Dans ce secteur et plus que dans n'importe quel autre, les institutions et les acteurs publics qui organisent ce service public doivent donner à tous les mêmes moyens d'innover. À ce titre, pourquoi les données jurisprudentielles, plus de 18 mois après le vote de la Loi pour une République numérique ne sont-elles toujours pas librement accessibles et pseudonymisées pour les acteurs qui en feraient la demande ? Qu'attendent les autorités et les instances représentatives des professions pour mettre fin à ces situations de monopole qui nuisent à la transformation numérique de la Justice et à ses usagers, professionnels du droit et justiciables ? N'est-il pas nécessaire au 21e siècle de rendre le droit pleinement accessible et intelligible à tous, à l'instar de l'adage Nul n’est censé ignorer la loi, alors que les enquêtes jusqu'à présent démontrent que plus de 50% de la population n'a pas accès au droit et à la justice ? N'est-ce point là un enjeu démocratique majeur ?
Dans ce secteur et plus que dans n'importe quel autre, les professionnels du droit doivent être formés à la cyber sécurité et à la sensibilité des données stockées puis manipulées.
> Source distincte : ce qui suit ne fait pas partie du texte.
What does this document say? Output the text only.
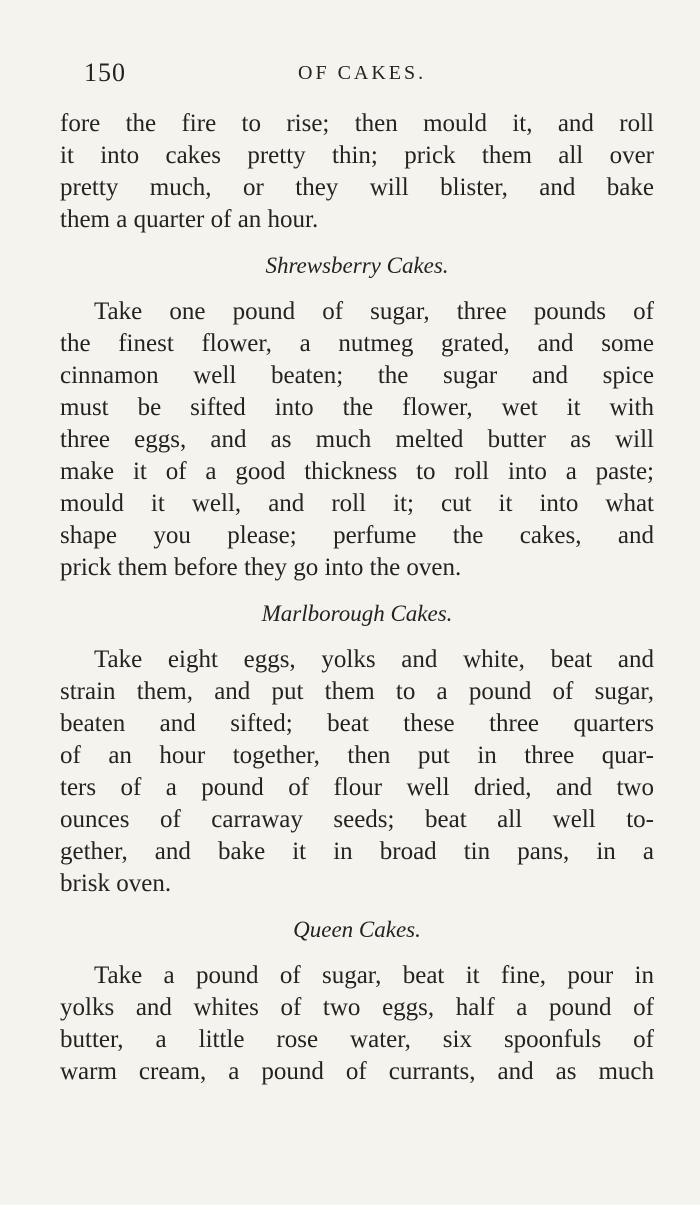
150	OF CAKES.
fore the fire to rise; then mould it, and roll
it into cakes pretty thin; prick them all over
pretty much, or they will blister, and bake
them a quarter of an hour.
Shrewsberry Cakes.
Take one pound of sugar, three pounds of
the finest flower, a nutmeg grated, and some
cinnamon well beaten; the sugar and spice
must be sifted into the flower, wet it with
three eggs, and as much melted butter as will
make it of a good thickness to roll into a paste;
mould it well, and roll it; cut it into what
shape you please; perfume the cakes, and
prick them before they go into the oven.
Marlborough Cakes.
Take eight eggs, yolks and white, beat and
strain them, and put them to a pound of sugar,
beaten and sifted; beat these three quarters
of an hour together, then put in three quar-
ters of a pound of flour well dried, and two
ounces of carraway seeds; beat all well to-
gether, and bake it in broad tin pans, in a
brisk oven.
Queen Cakes.
Take a pound of sugar, beat it fine, pour in
yolks and whites of two eggs, half a pound of
butter, a little rose water, six spoonfuls of
warm cream, a pound of currants, and as much
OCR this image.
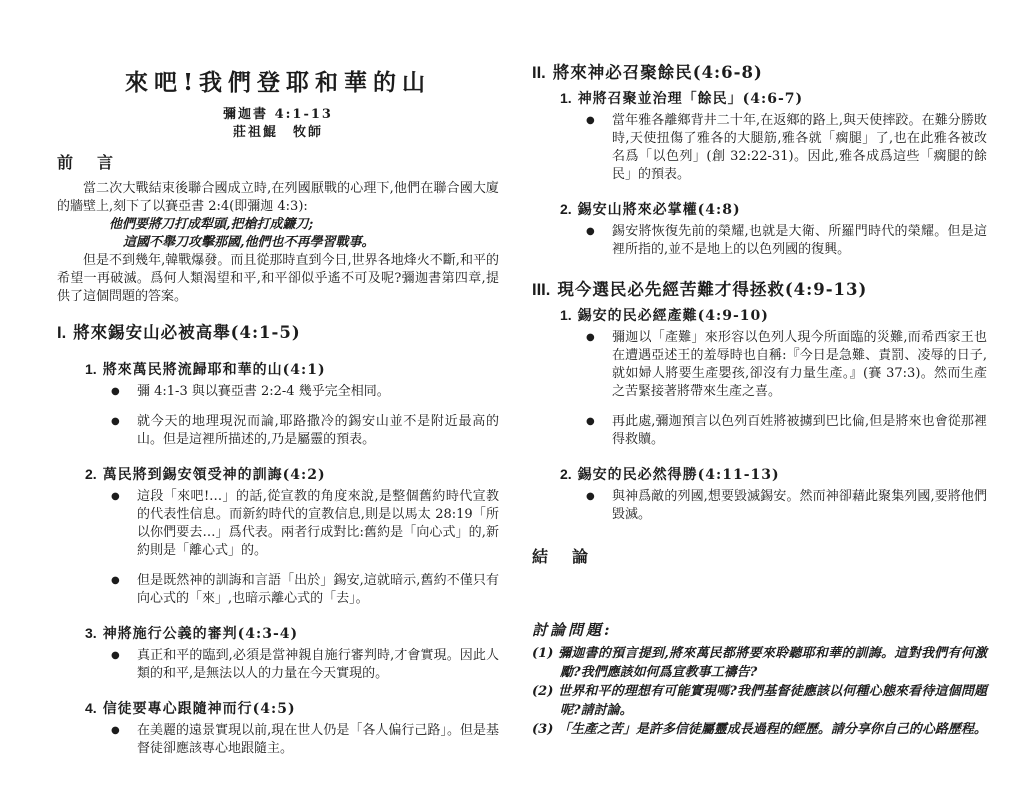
來吧!我們登耶和華的山
彌迦書 4:1-13
莊祖鯤　牧師
前　言

當二次大戰結束後聯合國成立時,在列國厭戰的心理下,他們在聯合國大廈的牆壁上,刻下了以賽亞書 2:4(即彌迦 4:3):

他們要將刀打成犁頭,把槍打成鐮刀;
這國不舉刀攻擊那國,他們也不再學習戰事。

但是不到幾年,韓戰爆發。而且從那時直到今日,世界各地烽火不斷,和平的希望一再破滅。爲何人類渴望和平,和平卻似乎遙不可及呢?彌迦書第四章,提供了這個問題的答案。

I. 將來錫安山必被高舉(4:1-5)
1. 將來萬民將流歸耶和華的山(4:1)
●	彌 4:1-3 與以賽亞書 2:2-4 幾乎完全相同。
●	就今天的地理現況而論,耶路撒冷的錫安山並不是附近最高的山。但是這裡所描述的,乃是屬靈的預表。
2. 萬民將到錫安領受神的訓誨(4:2)
●	這段「來吧!…」的話,從宣教的角度來說,是整個舊約時代宣教的代表性信息。而新約時代的宣教信息,則是以馬太 28:19「所以你們要去…」爲代表。兩者行成對比:舊約是「向心式」的,新約則是「離心式」的。
●	但是既然神的訓誨和言語「出於」錫安,這就暗示,舊約不僅只有向心式的「來」,也暗示離心式的「去」。
3. 神將施行公義的審判(4:3-4)
●	真正和平的臨到,必須是當神親自施行審判時,才會實現。因此人類的和平,是無法以人的力量在今天實現的。
4. 信徒要專心跟隨神而行(4:5)
●	在美麗的遠景實現以前,現在世人仍是「各人偏行己路」。但是基督徒卻應該專心地跟隨主。
II. 將來神必召聚餘民(4:6-8)
1. 神將召聚並治理「餘民」(4:6-7)
●	當年雅各離鄉背井二十年,在返鄉的路上,與天使摔跤。在難分勝敗時,天使扭傷了雅各的大腿筋,雅各就「瘸腿」了,也在此雅各被改名爲「以色列」(創 32:22-31)。因此,雅各成爲這些「瘸腿的餘民」的預表。
2. 錫安山將來必掌權(4:8)
●	錫安將恢復先前的榮耀,也就是大衛、所羅門時代的榮耀。但是這裡所指的,並不是地上的以色列國的復興。
III. 現今選民必先經苦難才得拯救(4:9-13)
1. 錫安的民必經產難(4:9-10)
●	彌迦以「產難」來形容以色列人現今所面臨的災難,而希西家王也在遭遇亞述王的羞辱時也自稱:『今日是急難、責罰、凌辱的日子,就如婦人將要生產嬰孩,卻沒有力量生產。』(賽 37:3)。然而生產之苦緊接著將帶來生產之喜。
●	再此處,彌迦預言以色列百姓將被擄到巴比倫,但是將來也會從那裡得救贖。
2. 錫安的民必然得勝(4:11-13)
●	與神爲敵的列國,想要毀滅錫安。然而神卻藉此聚集列國,要將他們毀滅。
結　論
討論問題:

(1) 彌迦書的預言提到,將來萬民都將要來聆聽耶和華的訓誨。這對我們有何激勵?我們應該如何爲宣教事工禱告?

(2) 世界和平的理想有可能實現嗎?我們基督徒應該以何種心態來看待這個問題呢?請討論。

(3) 「生產之苦」是許多信徒屬靈成長過程的經歷。請分享你自己的心路歷程。
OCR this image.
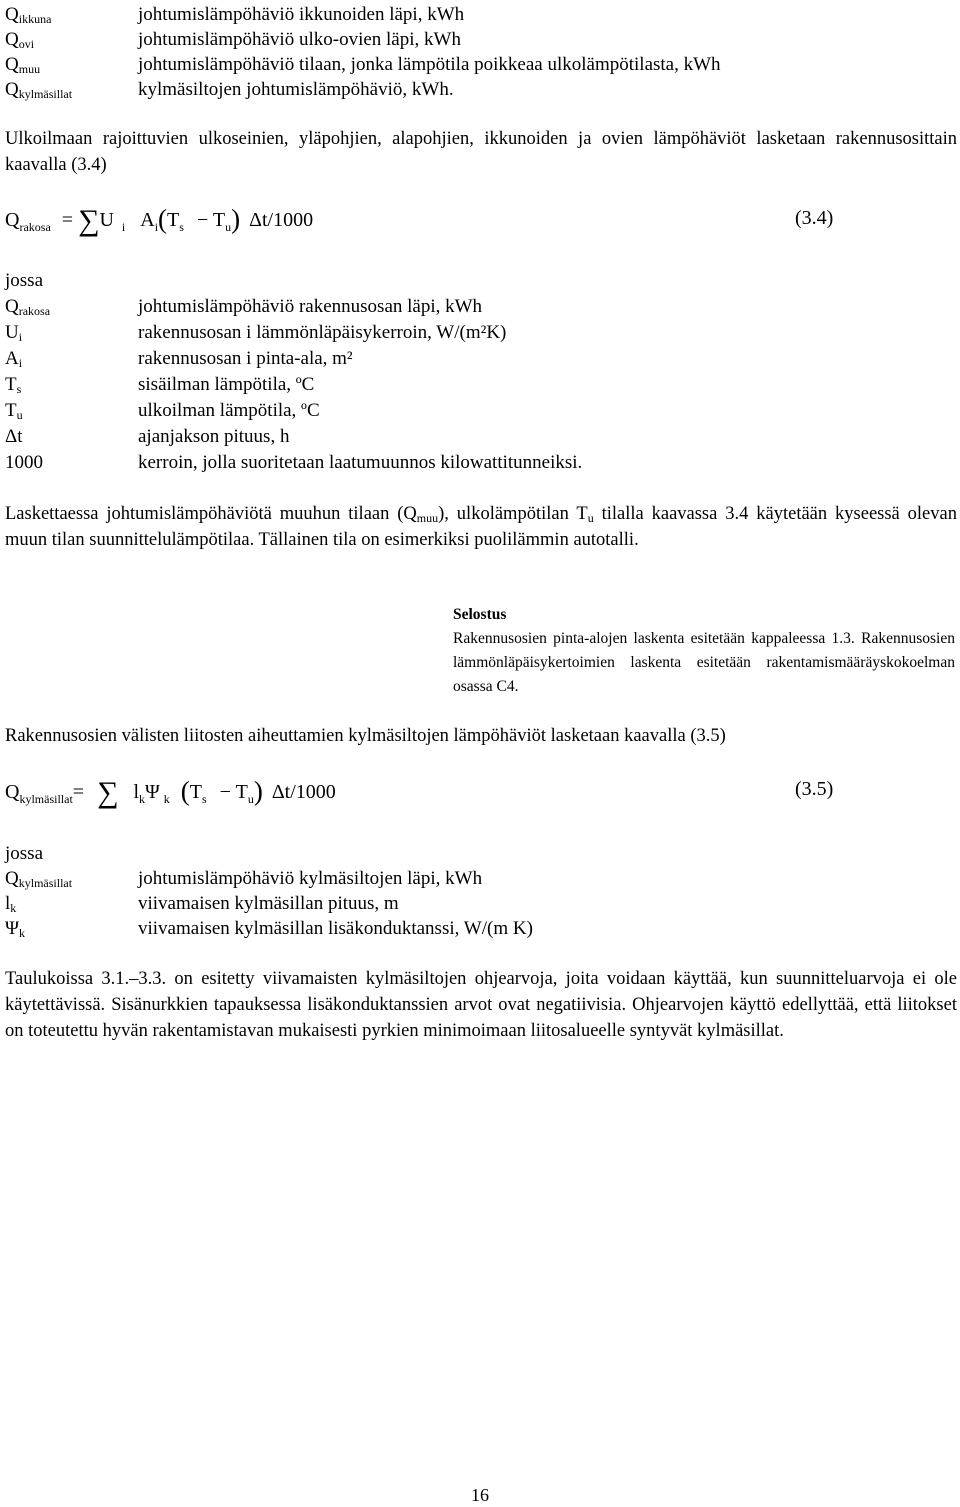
$Q_{ikkuna}$	johtumislämpöhäviö ikkunoiden läpi, kWh
$Q_{ovi}$	johtumislämpöhäviö ulko-ovien läpi, kWh
$Q_{muu}$	johtumislämpöhäviö tilaan, jonka lämpötila poikkeaa ulkolämpötilasta, kWh
$Q_{kylmäsillat}$	kylmäsiltojen johtumislämpöhäviö, kWh.
Ulkoilmaan rajoittuvien ulkoseinien, yläpohjien, alapohjien, ikkunoiden ja ovien lämpöhäviöt lasketaan rakennusosittain kaavalla (3.4)
$Q_{rakosa} = \sum U$ $_i$ $A_i(T_s - T_u)$ Δt/1000	(3.4)
jossa
$Q_{rakosa}$	johtumislämpöhäviö rakennusosan läpi, kWh
$U_i$	rakennusosan i lämmönläpäisykerroin, W/(m²K)
$A_i$	rakennusosan i pinta-ala, m²
$T_s$	sisäilman lämpötila, ºC
$T_u$	ulkoilman lämpötila, ºC
Δt	ajanjakson pituus, h
1000	kerroin, jolla suoritetaan laatumuunnos kilowattitunneiksi.
Laskettaessa johtumislämpöhäviötä muuhun tilaan $(Q_{muu})$, ulkolämpötilan $T_u$ tilalla kaavassa 3.4 käytetään kyseessä olevan muun tilan suunnittelulämpötilaa. Tällainen tila on esimerkiksi puolilämmin autotalli.
Selostus
Rakennusosien pinta-alojen laskenta esitetään kappaleessa 1.3. Rakennusosien lämmönläpäisykertoimien laskenta esitetään rakentamismääräyskokoelman osassa C4.
Rakennusosien välisten liitosten aiheuttamien kylmäsiltojen lämpöhäviöt lasketaan kaavalla (3.5)
$Q_{kylmäsillat}=$ ∑ $l_k\Psi$ $_k$ $(T_s - T_u)$ Δt/1000	(3.5)
jossa
$Q_{kylmäsillat}$	johtumislämpöhäviö kylmäsiltojen läpi, kWh
$l_k$	viivamaisen kylmäsillan pituus, m
$\Psi_k$	viivamaisen kylmäsillan lisäkonduktanssi, W/(m K)
Taulukoissa 3.1.–3.3. on esitetty viivamaisten kylmäsiltojen ohjearvoja, joita voidaan käyttää, kun suunnitteluarvoja ei ole käytettävissä. Sisänurkkien tapauksessa lisäkonduktanssien arvot ovat negatiivisia. Ohjearvojen käyttö edellyttää, että liitokset on toteutettu hyvän rakentamistavan mukaisesti pyrkien minimoimaan liitosalueelle syntyvät kylmäsillat.
16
Il en va de la protection du justiciable, de sa confiance envers la justice et envers les professions soumises au secret professionnel garanti à leurs clients. À ce titre, au vu de l’actualité récente, la possibilité que des dizaines de professionnels du droit, soumis à une déontologie stricte, aient pu être dupés par des pratiques de typosquatting est très inquiétante. Ce sont là de véritables enjeux de formation et de sensibilisation à la sécurité informatique indispensables à tous ceux qui sont amenés à travailler sur le marché du droit et a fortiori à l'heure du tout numérique souhaité par le Ministère de la Justice.
Dans ce secteur et plus que dans n'importe quel autre, la transformation du marché du droit est globale et complexe. Les acteurs de la LegalTech doivent agir en concertation, avec prudence et humilité. Ils sont souvent amenés à révéler et résoudre des problématiques délicates qui n'ont pas été encore identifiées ni par le législateur ni par les instances représentatives des professions réglementées. Pour co-construire ce nouveau marché, ces activités doivent être en mesure de s’autoréguler en partageant leurs pratiques et leurs difficultés, tout en remettant en question le sens de leurs démarches et l’impact de leurs services. Il s’agit d'offrir à chacun un cadre cohérent pour expérimenter des modèles nouveaux visant à améliorer l'accès et la qualité du droit et de la Justice dans le respect des lois, de tous les acteurs du marché et de l'intérêt supérieur du justiciable.
C'est pourquoi il nous semble aujourd'hui essentiel, dans cette période de mutations fortes, de rappeler les fondamentaux. L'accès aux textes et à la jurisprudence doit être gratuit et ouvert au plus grand nombre. La puissance publique, les acteurs juridiques se doivent d'être exemplaires dans la transparence et les procédures d'information et de pédagogie. Cela fonde notre action et détermine nos objectifs.
Voilà le sens de l’engagement de nos institutions pour une justice moderne, fiable et transparente.